Öte yandan, mahkemece; davacının sorumlu olduğu kaçak elektrik miktarının belirlenmesi açısından, elektrik mühendisi bilirkişiden rapor alınmış ise de; bu rapor yeterli görülmeyerek ikinci kez farklı bir elektrik mühendisi ve hukukçu bilirkişiden rapor alınmış, davacının sorumlu olduğu miktar yönünden iki rapor arasındaki çelişki giderilmeksizin, ikinci rapora dayalı olarak hüküm kurulmuştur.
Bununla birlikte,görüşüne başvurulan ikinci bilirkişi, eylemi harici hat çekilmek suretiyle kaçak elektrik enerjisi olarak nitelendirmek suretiyle davacının sorumlu olduğu miktarı belirlemişken, ilk bilirkişi, ortalama kullandığı enerjiyi esas almak suretiyle hesap yapmıştır.
Hâl böyle olunca, mahkemece; yukarıda açıklanan maddî ve hukukî olgular gözetilerek, mahkemece öncelikle dosyanın önceki bilirkişiler dışındaki elektrik mühendislerinden oluşturulacak üç kişilik uzman bilirkişi kuruluna verilmesi ve tutanak tarihinde yürürlükte olan yönetmelik ve EPDK kararları esas alınarak, iki rapor arasındaki çelişkiyi giderecek şekilde; somut verilere dayalı, gerekçeli ve denetime elverişli bilirkişi raporu alınması, daha sonra toplanan tüm deliller birlikte değerlendirilerek, hasıl olacak sonuç dairesinde bir karar verilmesi gerekirken, eksik inceleme ve yanılgılı değerlendirme ile yazılı şekilde karar verilmesi doğru görülmemiş, bozmayı gerektirmiştir.
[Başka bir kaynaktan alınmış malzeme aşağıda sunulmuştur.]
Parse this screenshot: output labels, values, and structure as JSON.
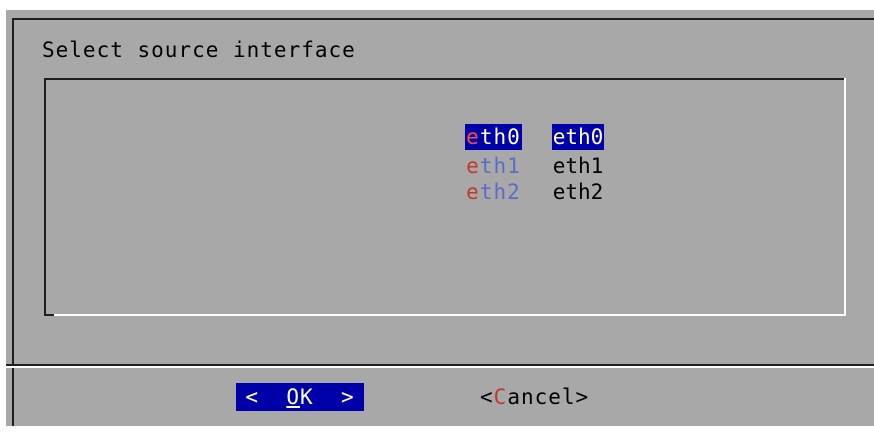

SONUÇ: Yukarıda birinci bentte açıklanan nedenlerle davacı vekilinin tüm temyiz itirazlarının reddine; ikinci bentte açıklanan nedenlerle hükmün HUMK"nun 428. maddesi gereğince davalı yararına BOZULMASINA ve peşin alınan temyiz harcının istek halinde temyiz edene iadesine, 6100 sayılı HMK"nun geçici madde 3 atfıyla 1086 sayılı HUMK"nın 440.maddesi gereğince kararın tebliğinden itibaren 15 günlük süre içerisinde karar düzeltme yolu açık olmak üzere, 18/12/2019 tarihinde oy birliğiyle karar verildi.